J. Kevin McMahon, President of The Pittsburgh Cultural Trust (PCT), is another local changemaker. Under his stewardship, the PCT turned the once dilapidated downtown area into a flourishing arts and entertainment district. His push for real estate transformation has helped to repopulate neighbourhoods that would otherwise be desolate. 


The current mayor, Bill Peduto, is a third pioneer. With 96 per cent of the public’s backing in the 2017 mayoral election, he has the mandate to be bold in his policies – and it shows. When Trump pulled out of the latest global climate deal by claiming he was “elected by the voters of Pittsburgh, not Paris”, Peduto was swift to reply that the city will stand by the commitments of the accord, regardless of the bluster from national politicians.

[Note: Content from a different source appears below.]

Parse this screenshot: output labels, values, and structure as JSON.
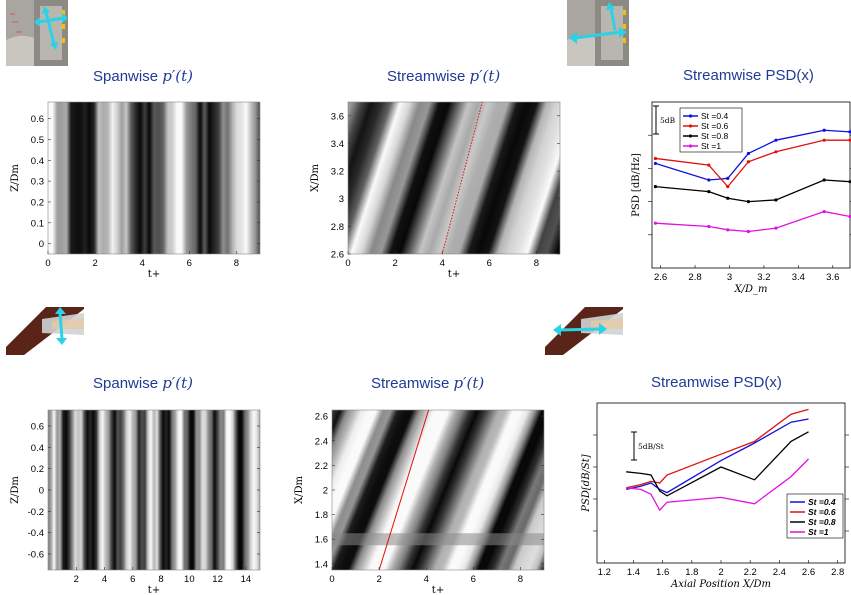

For city expert Bruce Katz, the leadership shown by Peduto and others in Pittsburgh is emblematic of the ‘new localism’ that cities need if they are to prosper in turbulent times. Speaking at a recent RSA summit in the city, Katz said the best leaders collaborate across sector boundaries, for example by orchestrating publicly-owned and privately-managed corporations and establishing philanthropic investment funds.

Pittsburgh has done just that. Back in 1985, the then mayor of Pittsburgh worked with the presidents of the two major universities to develop a joint strategy to invest in major projects, including the International Airport. More recently, city leaders have come together under the banner of OnePGH to tackle climate change, aging infrastructure and other grand challenges.

Pittsburgh’s revival is not spotless. The city’s population is still declining – albeit marginally – and some neighbourhoods and demographic groups remain side-lined. A Brookings study found that, between 2010-15, black workers in Pittsburgh saw their median wages drop by a shocking 19.6 per cent. The figure for white workers was a positive 8.1 per cent.

Yet for all its faults, the city’s rebirth remains astounding. Speak to Pittsburghers and it is hard not to be moved by their optimism for the future, bolstered by what their city had forged in the past. With national leadership in the US and UK at best mediocre and at worst chaotic, Pittsburgh’s rise is a reassuring tale that plenty can be achieved at city hall with sensible people at the helm.

Hull, Sheffield and Bradford may lack the same powers as Pittsburgh, but they have at least the same assets to exploit: civic pride in buckets, universities and talent on their doorsteps, and budding arts and cultural scenes. If Pittsburgh’s turnaround tells us anything, it is that our old industrial heartlands should never be written off lightly. Where Pittsburgh has led, others can follow.

Benedict Dellot is head of the RSA’s Future Works Centre.